Os visitantes do site agora são recebidos com um aviso da polícia, que diz que "a plataforma e o conteúdo criminoso foram apreendidos".

Mensagem das autoridades alemãs

As reações

Logo após o anúncio das autoridades alemãs, o departamento de Tesouro dos Estados Unidos anunciou sanções contra a Hydra, "num esforço internacional coordenado para interromper a proliferação de serviços maliciosos de cibercrimes, drogas perigosas e outras ofertas ilegais disponíveis no site da Rússia".

Contudo, sabe-se que não foram realizadas quaisquer detenções na sequência desta operação e as autoridades, porque o tema está ainda em investigação, não revelam se realmente foram identificados os elementos nucleares da plataforma. E, apesar de comemorar o seu sucesso, as autoridades alemãs admitem temer que este não seja o fim do grupo Hydra, a menos que possam efetivamente encontrá-los e prendê-los.
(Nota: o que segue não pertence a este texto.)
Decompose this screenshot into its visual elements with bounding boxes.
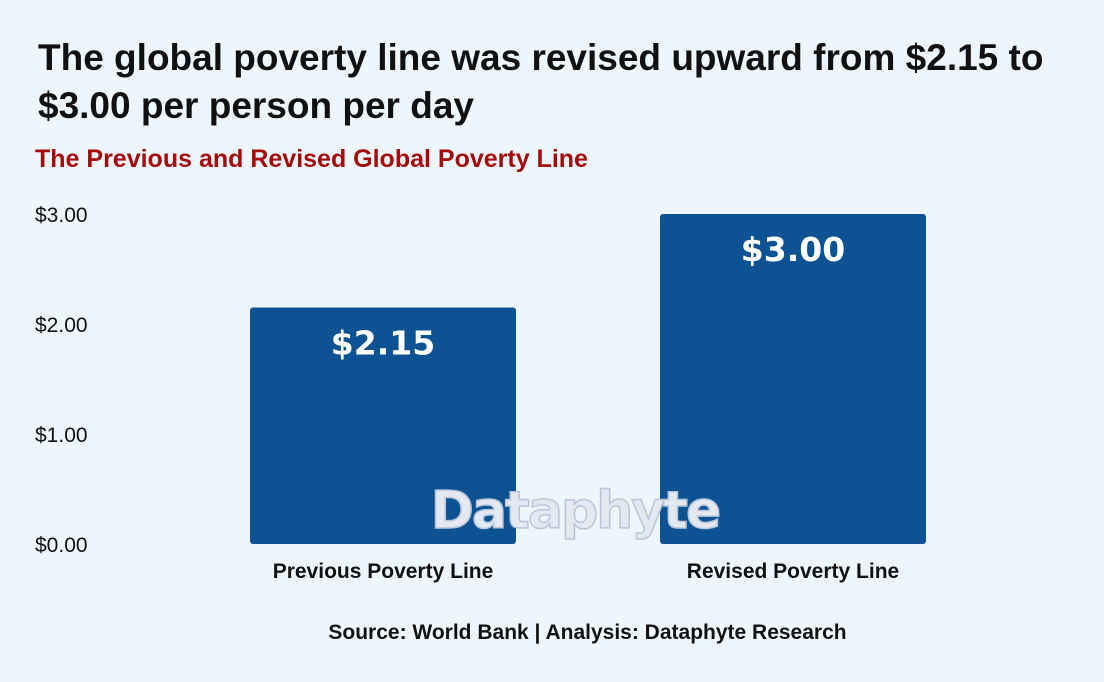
data-label: $3.00 xyxy=(741,230,845,269)
chart-title: The Previous and Revised Global Poverty … xyxy=(35,145,588,173)
x-tick-label: Previous Poverty Line xyxy=(273,560,494,583)
source-note: Source: World Bank | Analysis: Dataphyte… xyxy=(328,621,847,644)
y-tick-label: $0.00 xyxy=(35,534,88,557)
data-label: $2.15 xyxy=(331,324,435,363)
bar xyxy=(660,214,926,544)
bar xyxy=(250,307,516,544)
y-tick-label: $2.00 xyxy=(35,314,88,337)
y-tick-label: $3.00 xyxy=(35,204,88,227)
chart-headline: The global poverty line was revised upwa… xyxy=(38,37,1044,126)
y-tick-label: $1.00 xyxy=(35,424,88,447)
watermark-logo: Dataphyte xyxy=(431,481,719,541)
x-tick-label: Revised Poverty Line xyxy=(687,560,899,583)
"Sabemos que eles encontrarão outra forma de fazer o seus negócios. Provavelmente tentarão construir uma nova plataforma e teremos que ficar de olho nela. Não conhecemos os autores, então esse é o próximo passo", admite Sebastian Zwiebel.
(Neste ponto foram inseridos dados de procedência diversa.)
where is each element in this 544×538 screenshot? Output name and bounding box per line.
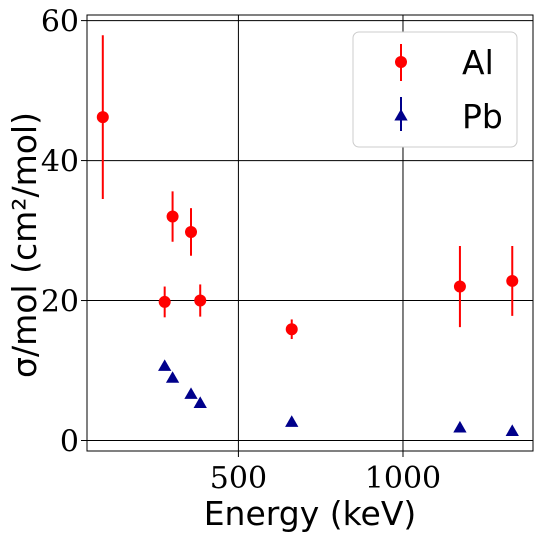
data-point-al xyxy=(96,111,109,124)
legend-al-circle xyxy=(395,56,407,68)
legend-box xyxy=(352,31,518,148)
legend-pb-triangle xyxy=(394,109,408,121)
data-point-al xyxy=(194,294,207,307)
data-point-al xyxy=(285,323,298,336)
y-tick-label: 60 xyxy=(41,5,79,40)
plot-frame xyxy=(86,14,534,452)
data-point-pb xyxy=(158,359,172,371)
data-point-al xyxy=(453,280,466,293)
data-point-pb xyxy=(453,420,467,433)
x-tick-label: 500 xyxy=(210,461,267,496)
x-tick-label: 1000 xyxy=(365,461,441,496)
data-point-pb xyxy=(505,424,519,436)
data-point-pb xyxy=(193,396,207,408)
legend-pb-marker xyxy=(394,97,408,131)
y-tick-label: 20 xyxy=(41,285,79,320)
plot-area xyxy=(96,35,519,436)
tick-labels: 500 1000 0 20 40 60 xyxy=(41,5,441,496)
data-point-al xyxy=(506,274,519,287)
data-point-al xyxy=(158,295,171,308)
legend-al-marker xyxy=(395,44,407,81)
data-point-al xyxy=(185,225,198,238)
y-axis-label: σ/mol (cm²/mol) xyxy=(5,112,44,378)
series-pb xyxy=(158,359,519,436)
data-point-al xyxy=(166,210,179,223)
series-al xyxy=(96,35,519,340)
legend-al-label: Al xyxy=(462,43,494,82)
legend-pb-label: Pb xyxy=(462,97,503,136)
y-tick-label: 40 xyxy=(41,145,79,180)
y-tick-label: 0 xyxy=(60,425,79,460)
data-point-pb xyxy=(285,415,299,427)
x-axis-label: Energy (keV) xyxy=(204,494,417,533)
legend: Al Pb xyxy=(352,31,518,148)
data-point-pb xyxy=(184,387,198,399)
data-point-pb xyxy=(165,371,180,383)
Esta investigação é revelada também num período turbulento para os mercados da darknet, com os maiores sites a serem encerrados nos últimos meses - seja de forma voluntária ou em resultado de ações da polícia. Aliás, muitos vieram de criminosos que optaram por encerrar gradualmente as operações e desaparecer com os lucros, escreve a BBC.

Em janeiro, por exemplo, os administradores do UniCC - um site da darknet que vende detalhes de cartões de crédito roubados - retiraram-se, alegando motivos de saúde. Também o mercado da Casa Branca fechou em outubro de 2021, o Cannazon em novembro e o Torrez em dezembro. No entanto, uma investigação da BBC no início deste ano revelou que a forma mais comum de fechar sites da darknet é através dos chamados "golpes de saída", em que os administradores fecham voluntariamente os sites, mas roubam os fundos dos seus clientes no processo.